Well said Frank I do agree use as rifle as you can handle!


----------



## mr.trooper (Aug 3, 2004)

I'm feeling frisky, so ill recomend the 9.3x62mm Mauser!


----------



## 1shotWonder (Oct 10, 2005)

I like to combine the best of both worlds, Sako rifle in Weatherby calibers!
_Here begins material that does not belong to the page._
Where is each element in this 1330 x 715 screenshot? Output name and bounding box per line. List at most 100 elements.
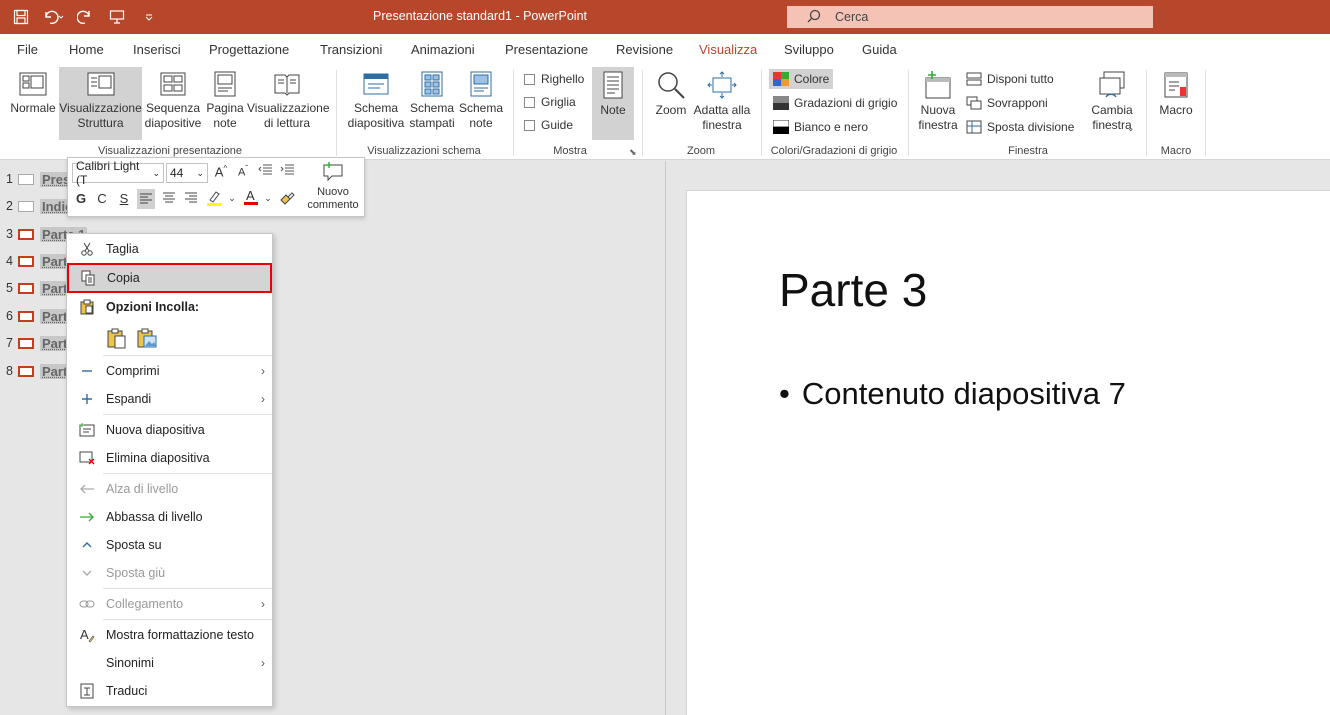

I have a 75 in 270WBY, and soon to join him will be the 75 stainless in 300WBY.


----------



## dennis_d (Feb 1, 2006)

.458 win mag...so they dont go to far


----------



## dogdigger (Jan 26, 2004)

what about an arrow? can they still kill elk? from the looks of this thread the elk have grown a lil since i saw them last if you have to have a .338 or .416 to kill them. its the damn global warming i know it. next thing you know you will need at least a 3/4 ton chevy to run over a deer, the half ton jsut wont get it done anymore.

mark


----------



## Grunter (Feb 11, 2006)

Get a 325.WSM, Go out west and shoot an Elk. Come home and shoot a Deer. Go up North and shoot a Grizz. etc....etc....etc...

One Gun will "Get er Done"!! :jammin:

Dave


----------



## honkbuster3 (Jan 11, 2006)

A great rifle with a little bit lighter recoil is the 300 ultra magnum. You can reach out to a great range and knock em' dead. Another great option is the 7mm mag. Either one is a great gun. Good luck on your hunt. :beer:


----------



## hammer1 (Feb 26, 2006)

30.06 or greater..all mentioned are great choicles


----------



## Remington 7400 (Dec 14, 2005)

Just use the .460 Weatherby, they will go down RIGHT NOW!

If you want a long range rifle try a LAR Grizzly single shot is .50 BMG.


----------



## RiveRat (Sep 19, 2004)

Wow, have I been sleeping for twenty years or something? Have Elk gained 2000 pounds and grown trunks? Serously, elk are not that hard to kill. I have a friend that has killed at least a dozen with a surplus 30-40 Krag. They were just as dead and just as hard to pack out as if you'd used a .458 on em. I've killed my share with an '06 - 150 to 180 grain. Jack O'Connor's lavish praise of the 270 Win. still has about half the state of Idaho hunting (successfully)with them. I think that you'd be welcome in any Elk camp if you could nail a beer can with a .308 Win 180gr. at 150 yards every time. You wouldn't be welcome if you were spraying a .338 all over the hillside. Shooting accuracy is the most important thing you can bring to camp. Only you as the shooter can determine if you have too much gun. If you can shoot the heavy calibers well, by all means bring one. Personally, I think that the old reliable 300 Win. Mag. will handle about any Elk situation you will get yourself into.


----------



## swift (Jun 4, 2004)

I killed a 7x7 bull this fall in Idaho with a Custom Weatherby Mark V. I shot two cows a couple years ago in Colorado with a 7mm Mag and didn't know I hit the one. That led me to increase the caliber. Elk are tough to kill much tougher than a moose. Use the biggest caliber you can shoot accurately. One thing to consider is if you end up in the rocky mtns and forget your ammo most every gas station will have ammo for the 300 win mag or 338 mag but that trendy new 325 or 340 wby may be hard to find. I found that out a few years back in Montana when I went over for a depredation hunt for WT does. I took my 220 swift with an ammo box full of 100 empty brass. I grabbed the wrong box. Lucky for me I always bring two guns.


----------



## pennsyltucky (Oct 30, 2005)

how big a boy are ya?

375H&H would do u real good 

that is, if u dont mind a heavier gun, and u can learn to shoot it. then u can always go to africa without buying a new gun.......


----------